Zwanzig Jahre waren mittlerweile vergangen. Zwanzig Jahre, in denen der Junge von einst herangewachsen war und den See fast vergessen hatte. Heute - er wußte nicht einmal, warum - hatte es ihn wieder zu seinem Platz gezogen. Einiges hatte sich verändert in all der Zeit. Ein Campingplatz war unweit von ihm entstanden. Er selbst stand auf einem Bootssteg, über sich ein Schild mit der Aufschrift 'Bootsverleih', den es damals auch nicht gegeben hatte. Im Wasser um ihn herum schaukelten bunt angestrichene Holzboote im Wasser, die Paddel auf den Ruderbänken abgelegt. Doch er sah die Boote nicht. Sein Blick war wie vor langer Zeit auf jene kleine Insel gerichtet, die ihn durch seine Kindheit begleitet hatte. Seit er hier stand, war seine einstige Abenteuerlust wieder erwacht. Es war möglich, was er sich früher lediglich erträumt hatte: Kein kleines, ungeschickt gebasteltes Holzfloß, sondern ein stabiles Holzboot konnte ihn hinüberbringen an jene sandigen Ufer. Dorthin, wo die Träume seiner Kindheit Gestalt bekommen hatten. Die Sonne wurde von den kleinen Wellen reflektiert und blendete ihn. Ein leichter Wind ließ die Blätter in den Bäumen hinter ihm rascheln. Wie vertraut war ihm all das noch, selbst nach so vielen Jahren! Sollte er es wagen? Die Strecke war nicht lang, er konnte in einer Viertelstunde drüben sein. Abenteuer fielen ihm eins ums andere ein; Feen, Piraten, wilde Tiere und unermeßliche Schätze waren wieder zum Greifen nah, als hätte er sich erst gestern von ihnen verabschiedet. Was würde er heute entdecken? Er spürte die Sehnsucht nach jenem Ort an sich zerren wie einen alten Schmerz, den man zwar kaum spürte, aber nie so richtig losgeworden war. So viele Erinnerungen...

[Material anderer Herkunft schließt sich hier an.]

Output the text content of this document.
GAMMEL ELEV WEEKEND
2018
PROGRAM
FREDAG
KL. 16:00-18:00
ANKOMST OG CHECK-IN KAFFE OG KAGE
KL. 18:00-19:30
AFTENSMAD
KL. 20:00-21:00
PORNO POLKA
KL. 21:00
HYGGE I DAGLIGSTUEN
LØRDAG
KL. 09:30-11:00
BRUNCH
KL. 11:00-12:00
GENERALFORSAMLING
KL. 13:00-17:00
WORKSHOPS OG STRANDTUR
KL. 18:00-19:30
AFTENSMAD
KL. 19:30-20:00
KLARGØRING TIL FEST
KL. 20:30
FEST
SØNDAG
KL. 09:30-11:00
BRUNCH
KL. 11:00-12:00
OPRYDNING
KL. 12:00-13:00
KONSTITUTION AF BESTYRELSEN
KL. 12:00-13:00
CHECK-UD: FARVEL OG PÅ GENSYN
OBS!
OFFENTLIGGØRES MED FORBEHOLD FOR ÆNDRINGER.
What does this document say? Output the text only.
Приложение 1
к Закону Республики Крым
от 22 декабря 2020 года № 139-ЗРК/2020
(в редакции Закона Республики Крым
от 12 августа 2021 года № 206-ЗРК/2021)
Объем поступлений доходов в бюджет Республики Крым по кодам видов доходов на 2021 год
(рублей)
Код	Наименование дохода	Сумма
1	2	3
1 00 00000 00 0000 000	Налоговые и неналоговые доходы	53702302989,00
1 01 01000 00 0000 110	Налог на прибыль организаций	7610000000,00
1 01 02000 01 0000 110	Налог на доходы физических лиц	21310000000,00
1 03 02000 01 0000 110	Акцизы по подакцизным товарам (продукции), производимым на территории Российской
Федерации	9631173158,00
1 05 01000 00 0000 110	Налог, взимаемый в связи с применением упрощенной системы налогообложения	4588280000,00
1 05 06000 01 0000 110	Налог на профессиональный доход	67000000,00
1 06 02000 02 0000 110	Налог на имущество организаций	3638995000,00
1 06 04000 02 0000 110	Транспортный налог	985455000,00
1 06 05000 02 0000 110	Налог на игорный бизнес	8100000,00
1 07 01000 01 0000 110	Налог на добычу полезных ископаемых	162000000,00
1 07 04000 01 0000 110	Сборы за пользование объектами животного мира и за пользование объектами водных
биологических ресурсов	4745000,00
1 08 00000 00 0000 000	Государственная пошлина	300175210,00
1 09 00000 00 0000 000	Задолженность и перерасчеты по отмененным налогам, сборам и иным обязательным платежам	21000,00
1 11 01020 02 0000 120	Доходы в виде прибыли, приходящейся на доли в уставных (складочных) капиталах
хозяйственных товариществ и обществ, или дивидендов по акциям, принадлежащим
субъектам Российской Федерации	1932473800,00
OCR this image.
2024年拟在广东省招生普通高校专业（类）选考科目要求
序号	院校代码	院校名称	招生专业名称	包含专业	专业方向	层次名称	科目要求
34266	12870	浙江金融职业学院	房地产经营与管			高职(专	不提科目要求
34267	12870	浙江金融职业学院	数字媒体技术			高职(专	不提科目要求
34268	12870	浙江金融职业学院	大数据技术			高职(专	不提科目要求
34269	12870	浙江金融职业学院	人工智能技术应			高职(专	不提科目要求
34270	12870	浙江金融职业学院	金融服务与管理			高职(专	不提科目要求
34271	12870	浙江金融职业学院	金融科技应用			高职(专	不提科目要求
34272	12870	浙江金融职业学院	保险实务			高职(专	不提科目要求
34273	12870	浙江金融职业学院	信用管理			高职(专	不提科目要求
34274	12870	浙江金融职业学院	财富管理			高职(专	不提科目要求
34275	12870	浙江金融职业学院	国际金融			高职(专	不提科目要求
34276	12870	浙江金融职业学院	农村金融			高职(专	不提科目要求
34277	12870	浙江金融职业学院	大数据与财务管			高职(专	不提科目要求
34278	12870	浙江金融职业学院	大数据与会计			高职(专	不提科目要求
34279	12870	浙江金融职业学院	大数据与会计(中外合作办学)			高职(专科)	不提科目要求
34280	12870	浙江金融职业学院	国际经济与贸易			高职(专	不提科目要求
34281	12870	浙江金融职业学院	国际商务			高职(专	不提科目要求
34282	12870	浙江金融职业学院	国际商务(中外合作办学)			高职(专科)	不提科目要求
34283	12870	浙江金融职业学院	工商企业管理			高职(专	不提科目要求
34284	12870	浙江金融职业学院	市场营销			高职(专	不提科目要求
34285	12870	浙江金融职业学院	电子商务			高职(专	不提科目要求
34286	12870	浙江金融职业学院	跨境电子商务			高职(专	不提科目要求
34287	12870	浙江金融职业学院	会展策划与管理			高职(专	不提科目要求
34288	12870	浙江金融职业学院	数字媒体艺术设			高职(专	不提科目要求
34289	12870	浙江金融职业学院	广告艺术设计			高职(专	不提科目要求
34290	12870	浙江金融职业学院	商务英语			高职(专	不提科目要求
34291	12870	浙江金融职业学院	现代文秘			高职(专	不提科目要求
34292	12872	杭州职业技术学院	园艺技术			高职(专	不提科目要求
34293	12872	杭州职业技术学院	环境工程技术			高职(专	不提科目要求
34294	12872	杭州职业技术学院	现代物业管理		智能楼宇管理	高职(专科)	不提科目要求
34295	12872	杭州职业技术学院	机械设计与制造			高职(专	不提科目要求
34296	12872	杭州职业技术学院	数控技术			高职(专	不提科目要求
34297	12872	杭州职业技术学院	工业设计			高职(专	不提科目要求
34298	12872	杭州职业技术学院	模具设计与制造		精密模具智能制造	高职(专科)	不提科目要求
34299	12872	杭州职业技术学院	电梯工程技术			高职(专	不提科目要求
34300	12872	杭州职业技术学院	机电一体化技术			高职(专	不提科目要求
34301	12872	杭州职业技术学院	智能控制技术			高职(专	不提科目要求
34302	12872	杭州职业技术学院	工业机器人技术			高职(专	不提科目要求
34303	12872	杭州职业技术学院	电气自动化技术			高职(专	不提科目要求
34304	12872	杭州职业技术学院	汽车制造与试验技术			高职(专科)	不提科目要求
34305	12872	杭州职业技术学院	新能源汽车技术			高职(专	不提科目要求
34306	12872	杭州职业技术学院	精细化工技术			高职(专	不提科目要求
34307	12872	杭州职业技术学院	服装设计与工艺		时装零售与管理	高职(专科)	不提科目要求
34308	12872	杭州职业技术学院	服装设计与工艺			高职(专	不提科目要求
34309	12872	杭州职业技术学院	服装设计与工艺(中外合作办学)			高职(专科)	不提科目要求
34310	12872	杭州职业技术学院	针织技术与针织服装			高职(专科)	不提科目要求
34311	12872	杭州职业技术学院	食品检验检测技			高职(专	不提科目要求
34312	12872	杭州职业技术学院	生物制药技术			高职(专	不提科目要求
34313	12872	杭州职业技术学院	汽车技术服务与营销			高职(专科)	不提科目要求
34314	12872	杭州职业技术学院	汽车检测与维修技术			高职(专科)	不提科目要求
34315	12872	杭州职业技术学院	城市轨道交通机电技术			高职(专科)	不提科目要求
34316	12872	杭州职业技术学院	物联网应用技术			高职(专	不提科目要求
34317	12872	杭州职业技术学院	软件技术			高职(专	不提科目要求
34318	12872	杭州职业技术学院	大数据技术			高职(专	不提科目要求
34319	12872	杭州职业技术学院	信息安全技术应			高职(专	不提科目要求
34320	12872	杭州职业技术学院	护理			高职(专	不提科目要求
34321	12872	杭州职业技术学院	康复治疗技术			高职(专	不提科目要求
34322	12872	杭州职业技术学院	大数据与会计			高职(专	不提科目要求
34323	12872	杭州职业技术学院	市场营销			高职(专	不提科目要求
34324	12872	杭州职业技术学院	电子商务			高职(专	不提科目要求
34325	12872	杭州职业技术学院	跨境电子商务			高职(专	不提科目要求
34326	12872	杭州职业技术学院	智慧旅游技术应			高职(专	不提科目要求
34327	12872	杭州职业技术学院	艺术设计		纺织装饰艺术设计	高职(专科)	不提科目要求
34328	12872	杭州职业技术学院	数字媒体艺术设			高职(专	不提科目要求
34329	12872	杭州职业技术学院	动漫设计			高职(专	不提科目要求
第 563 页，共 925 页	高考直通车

"Wie sieht's aus, junger Mann? Wollen Sie nun eines der Boote haben?"
Lächelnd dreht er sich zum Besitzer des Bootsverleihs um, der ihn angesprochen hatte.
"Nein, ich glaube, ich habe es mir anders überlegt."
Er verließ den Steg, die Hände in den Hosentaschen vergraben. Sein Weg zurück führte ihn am Ufer entlang, als seine Finger ein Stück Paketschnur in einer Tasche erfaßten. Er erinnerte sich, heute morgen hatte er es gedankenverloren eingesteckt, nachdem er das angekommene Paket geöffnet hatte. Er warf einen Blick zur Insel hinüber. Nein, er brauchte kein Ruderboot, er kannte den Weg zu diesem Ort...

 

Schön, wenn sie Dir gefallen hat.

Diese Geschichte ist die erste, die den Anspruch erheben kann, jemandem gewidmet zu sein und für ihn hoffe ich wirklich, daß der kleine Junge von einst den Weg zu seiner Insel nicht vergessen hat.